Gogo’s tree of pain chopped down

PHIRI CAWE

A Khayelitsha granny who was living in the shadow of a giant tree that damaged her house feels relieved now that it has been chopped down.

“This is the start of my first real freedom,” said an emotional Grace Mbakazi.

Falling branches from the old blue gum on her neighbour’s property have twice damaged the roof of the RDP house where the bedridden 70-year-old lives alone. (“God’s grace protecting Grace,” Vukani February 25).

City of Cape Town staff started chopping the tree down on Friday February 26 and finished the work on Monday February 29.

When Vukani visited Ms Mbakazi on Friday March 5, she slowly got up, stretched her arms and smiled.

“No more troubles and no more fears. Thank goodness we have people like you,” she said, thanking Vukani.

“I am satisfied that the tree is gone. It took a lot out of me. It derailed progress that should have been made in this house. But the fact that I had to run to the media shows how badly we are treated by out politicians. It shows that they only care about our votes not our charity,” she said.
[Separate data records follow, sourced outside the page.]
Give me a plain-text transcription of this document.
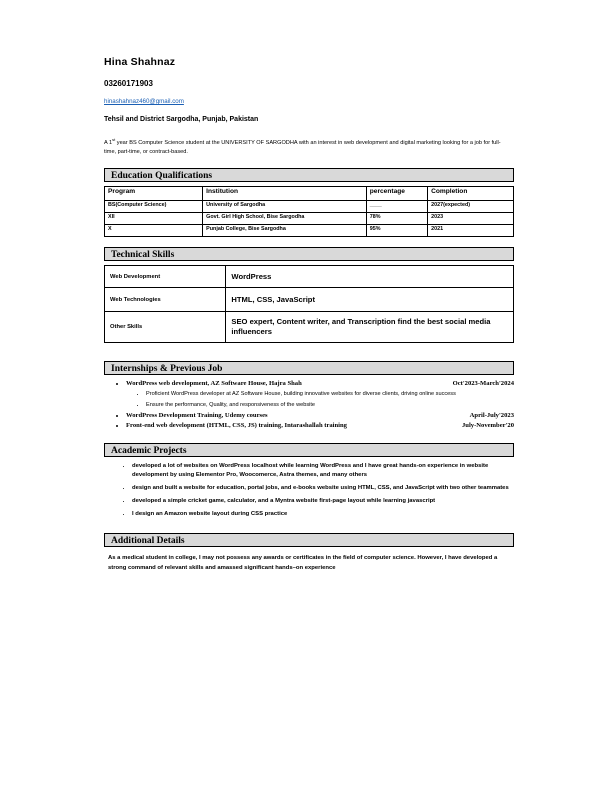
Hina Shahnaz
03260171903
hinashahnaz460@gmail.com
Tehsil and District Sargodha, Punjab, Pakistan

A 1st year BS Computer Science student at the UNIVERSITY OF SARGODHA with an interest in web development and digital marketing looking for a job for full-time, part-time, or contract-based.

Education Qualifications
Program	Institution	percentage	Completion
BS(Computer Science)	University of Sargodha	____	2027(expected)
XII	Govt. Girl High School, Bise Sargodha	78%	2023
X	Punjab College, Bise Sargodha	95%	2021
Technical Skills
Web Development	WordPress
Web Technologies	HTML, CSS, JavaScript
Other Skills	SEO expert, Content writer, and Transcription find the best social media influencers
Internships & Previous Job
• WordPress web development, AZ Software House, Hajra Shah	Oct'2023-March'2024
• Proficient WordPress developer at AZ Software House, building innovative websites for diverse clients, driving online success
• Ensure the performance, Quality, and responsiveness of the website
• WordPress Development Training, Udemy courses	April-July'2023
• Front-end web development (HTML, CSS, JS) training, Intarashallah training	July-November'20
Academic Projects
• developed a lot of websites on WordPress localhost while learning WordPress and I have great hands-on experience in website development by using Elementor Pro, Woocomerce, Astra themes, and many others
• design and built a website for education, portal jobs, and e-books website using HTML, CSS, and JavaScript with two other teammates
• developed a simple cricket game, calculator, and a Myntra website first-page layout while learning javascript
• I design an Amazon website layout during CSS practice
Additional Details

As a medical student in college, I may not possess any awards or certificates in the field of computer science. However, I have developed a strong command of relevant skills and amassed significant hands–on experience
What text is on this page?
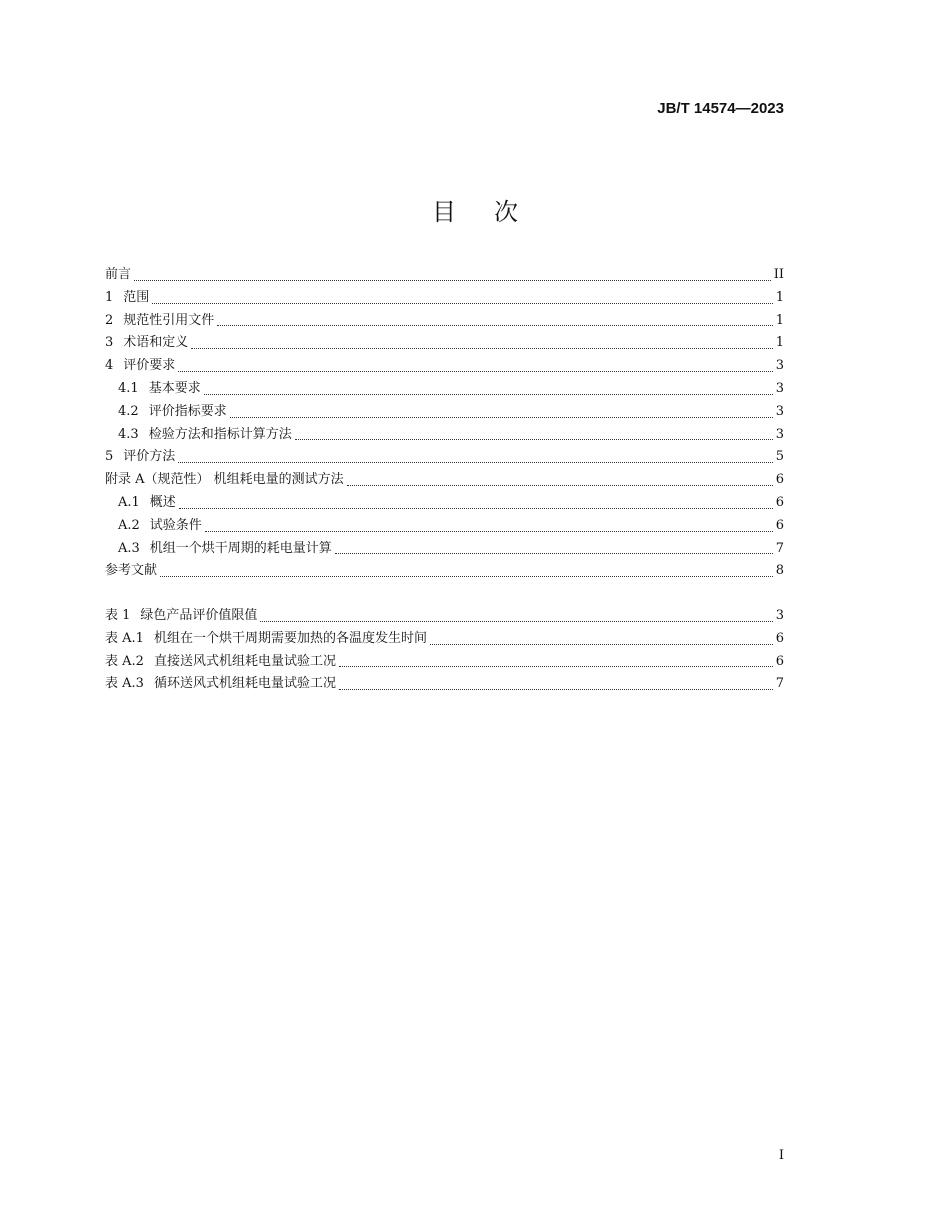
JB/T 14574—2023
目次
前言	II
1 范围	1
2 规范性引用文件	1
3 术语和定义	1
4 评价要求	3
4.1 基本要求	3
4.2 评价指标要求	3
4.3 检验方法和指标计算方法	3
5 评价方法	5
附录 A（规范性） 机组耗电量的测试方法	6
A.1 概述	6
A.2 试验条件	6
A.3 机组一个烘干周期的耗电量计算	7
参考文献	8
表 1 绿色产品评价值限值	3
表 A.1 机组在一个烘干周期需要加热的各温度发生时间	6
表 A.2 直接送风式机组耗电量试验工况	6
表 A.3 循环送风式机组耗电量试验工况	7
I
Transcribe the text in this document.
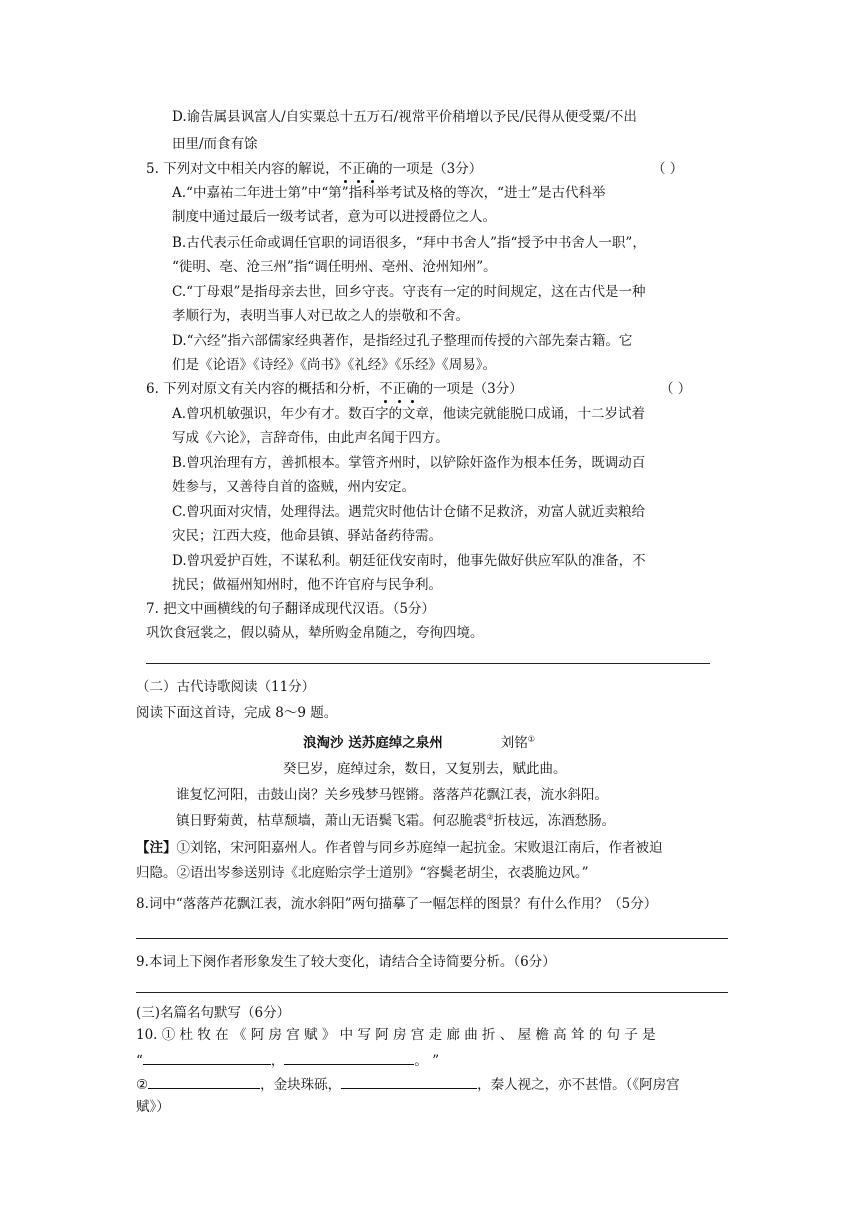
D.谕告属县讽富人/自实粟总十五万石/视常平价稍增以予民/民得从便受粟/不出
田里/而食有馀
5. 下列对文中相关内容的解说，不正确的一项是（3分）	（ ）
A.“中嘉祐二年进士第”中“第”指科举考试及格的等次，“进士”是古代科举
制度中通过最后一级考试者，意为可以进授爵位之人。
B.古代表示任命或调任官职的词语很多，“拜中书舍人”指“授予中书舍人一职”，
“徙明、亳、沧三州”指“调任明州、亳州、沧州知州”。
C.“丁母艰”是指母亲去世，回乡守丧。守丧有一定的时间规定，这在古代是一种
孝顺行为，表明当事人对已故之人的崇敬和不舍。
D.“六经”指六部儒家经典著作，是指经过孔子整理而传授的六部先秦古籍。它
们是《论语》《诗经》《尚书》《礼经》《乐经》《周易》。
6. 下列对原文有关内容的概括和分析，不正确的一项是（3分）	（ ）
A.曾巩机敏强识，年少有才。数百字的文章，他读完就能脱口成诵，十二岁试着
写成《六论》，言辞奇伟，由此声名闻于四方。
B.曾巩治理有方，善抓根本。掌管齐州时，以铲除奸盗作为根本任务，既调动百
姓参与，又善待自首的盗贼，州内安定。
C.曾巩面对灾情，处理得法。遇荒灾时他估计仓储不足救济，劝富人就近卖粮给
灾民；江西大疫，他命县镇、驿站备药待需。
D.曾巩爱护百姓，不谋私利。朝廷征伐安南时，他事先做好供应军队的准备，不
扰民；做福州知州时，他不许官府与民争利。
7. 把文中画横线的句子翻译成现代汉语。（5分）
巩饮食冠裳之，假以骑从，辇所购金帛随之，夸徇四境。
（二）古代诗歌阅读（11分）
阅读下面这首诗，完成 8～9 题。
浪淘沙 送苏庭绰之泉州	刘铭①
癸巳岁，庭绰过余，数日，又复别去，赋此曲。
谁复忆河阳，击鼓山岗？关乡残梦马铿锵。落落芦花飘江表，流水斜阳。
镇日野菊黄，枯草颓墙，萧山无语鬓飞霜。何忍脆裘②折枝远，冻酒愁肠。
【注】①刘铭，宋河阳嘉州人。作者曾与同乡苏庭绰一起抗金。宋败退江南后，作者被迫
归隐。②语出岑参送别诗《北庭贻宗学士道别》“容鬓老胡尘，衣裘脆边风。”
8.词中“落落芦花飘江表，流水斜阳”两句描摹了一幅怎样的图景？有什么作用？（5分）
9.本词上下阕作者形象发生了较大变化，请结合全诗简要分析。（6分）
(三)名篇名句默写（6分）
10. ① 杜 牧 在 《 阿 房 宫 赋 》 中 写 阿 房 宫 走 廊 曲 折 、 屋 檐 高 耸 的 句 子 是
“	，	。 ”
②	，金块珠砾，	，秦人视之，亦不甚惜。（《阿房宫
赋》）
Belinda Walker, mayoral committee member for community services and special projects, urged residents to contact the city parks area office at the Resource Centre, Makabeni Road, Khayelitsha, opposite the Lingelethu Police Station, for advice in such cases. Residents could also approach their sub-council office.

“Once the complaint has been received, a superintendent will go out to inspect and provide guidance. Residents are reminded that the City’s tree management policy remains applicable to trees that grow on City-owned land throughout the metropolitan area.

“This includes City-owned land that is leased to individuals or groups. This policy excludes the management of trees that grow on private land unless it impacts on public places and public open spaces,” she said.